1947 yılının 3 Haziran günü, Yeni Delhi’de bir yuvarlak masanın etrafında toplanan 8 akıllı lider, 20
yılı aşkın süredir değişik dozlarda süren bir tartışmaya son noktayı koyup
Güney Asya alt kıtasının bölünmesinde anlaşır. O ayrılık anını ölümsüzleştiren
fotoğraf karelerine bakan herkes, Hindistan Ulusal Kongresinin lideri ve yeni
kurulacak Hindistan’ın ilk başbakanı olacak Jawaharlal Nehru ile
Müslüman Cemiyeti’nin başkanı ve yeni kurulacak Pakistan’ın ilk genel valisi
olacak Muhammed Ali Cinnah’ın yüz ifadelerinde, yeni bir
başlangıcın heyecanından çok bir belirsizliğe yelken açmanın kaygısını
rahatlıkla görebilir.
3 Haziran toplantısından 6 hafta sonra, Pakistan ve
Hindistan’ın kuruluşlarını ilan etmesinden sonraki birkaç ayda, bu iki liderin
kaygılandıklarından çok çok daha fazlası olacaktı. O günlerde en
kötümserin bile hayal edemeyeceği bir kötülük fırtınası çökmek üzereydi
Hint alt kıtasına…
Delhi’deki toplantıdan sonra, ‘bölünmeden sonra
ciddi bir nüfus transferi olasılığı görüyor musunuz?’ sorusuna Britanya’nın
son Hindistan valisi Lord Mountbatten, kendinden emin şekilde, ‘’Hayır,
görmüyorum’’ yanıtı vermişti.
Masa başı teorilerle, yaşamın basite indirgenemez
karmaşık gerçekliği bir kez daha trajik ve kanlı bir uyuşmazlık yaşayacaktı.

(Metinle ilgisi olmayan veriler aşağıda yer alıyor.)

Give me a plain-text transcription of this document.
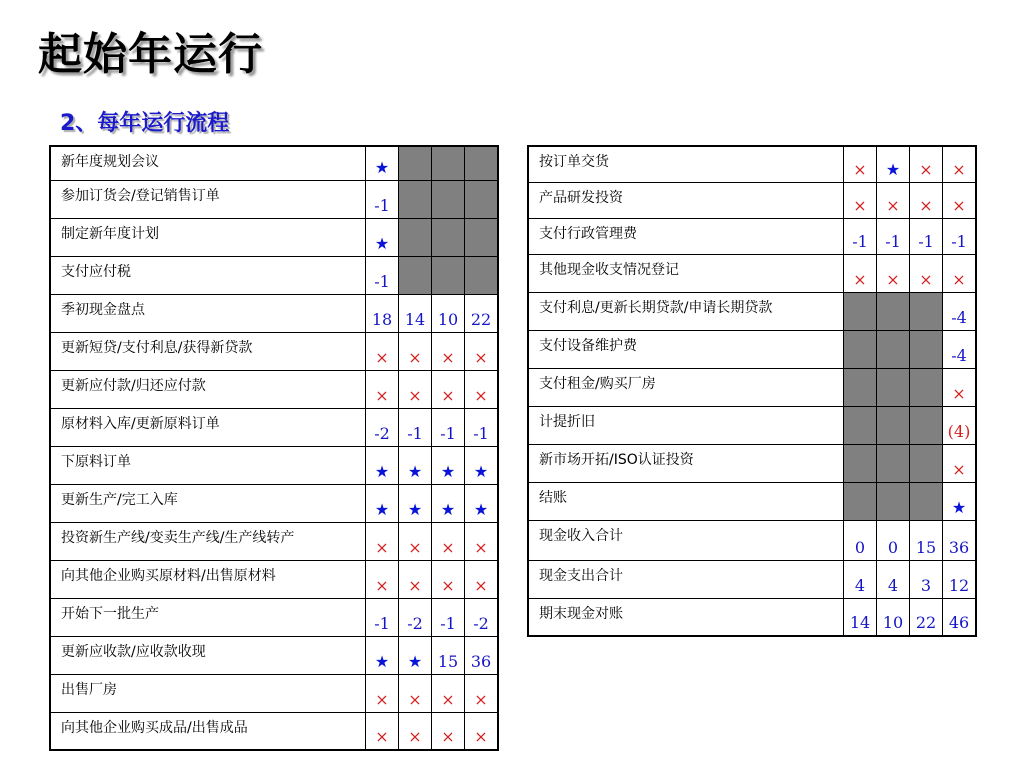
起始年运行
2、每年运行流程
新年度规划会议	★			
参加订货会/登记销售订单	-1			
制定新年度计划	★			
支付应付税	-1			
季初现金盘点	18	14	10	22
更新短贷/支付利息/获得新贷款	×	×	×	×
更新应付款/归还应付款	×	×	×	×
原材料入库/更新原料订单	-2	-1	-1	-1
下原料订单	★	★	★	★
更新生产/完工入库	★	★	★	★
投资新生产线/变卖生产线/生产线转产	×	×	×	×
向其他企业购买原材料/出售原材料	×	×	×	×
开始下一批生产	-1	-2	-1	-2
更新应收款/应收款收现	★	★	15	36
出售厂房	×	×	×	×
向其他企业购买成品/出售成品	×	×	×	×
按订单交货	×	★	×	×
产品研发投资	×	×	×	×
支付行政管理费	-1	-1	-1	-1
其他现金收支情况登记	×	×	×	×
支付利息/更新长期贷款/申请长期贷款				-4
支付设备维护费				-4
支付租金/购买厂房				×
计提折旧				(4)
新市场开拓/ISO认证投资				×
结账				★
现金收入合计	0	0	15	36
现金支出合计	4	4	3	12
期末现金对账	14	10	22	46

Sorunları ebediyen çözeceği iddiasıyla masa üstünde haritalarda çizilen sınırın
iki yanından 15-20 milyon insan, sadece birkaç ay içinde, neredeyse 1000 yıldır
ötekilerle beraber yaşadıkları köylerden kentlerden sınırın kendince doğru
tarafına büyük bir korkuyla geçmeye başladı. Tarihin kaydettiği en büyük insan
göçüydü bu… Müslümanlar Batı Pakistan’a ve Doğu Pakistan’a (1971’de Bangladeş
adını alacaktır) geçmeye çalışırken, Sihler ve Hindular ise tam tersi
istikamete yöneldi. Bazen trenle, bazen kağnılarla ama çoğunlukla
yürüyerek…
Delhi’den Lahor’a giden Müslümanları taşıyan bir tren,
Kuinkshaha kenti yakınlarında, 1947. Foto: Henri Cartier-Bresson
Köyünü, evini, kentini öylece terk eden on milyonlarca
insandan yüz binlercesi, insanlığın bittiği sınırlar hariç, hiçbir sınır
geçemedi. Yollarda, 20’nci yüzyılın en korkunç kitlesel katliamlarından
bazılarının kurbanı oldular. 1947’nin son 4 ayında, Hindu ve Müslüman
milliyetçisi çetelerin yollardaki muhacir kervanlarına saldırılarında 1 ila 2
milyon insan öldürüldü. Köyler, kentler yakılıp, yağmalandı… Tecavüz kurbanı
kadınların sadece kayıtlara geçen sayısı 70 binden fazlaydı…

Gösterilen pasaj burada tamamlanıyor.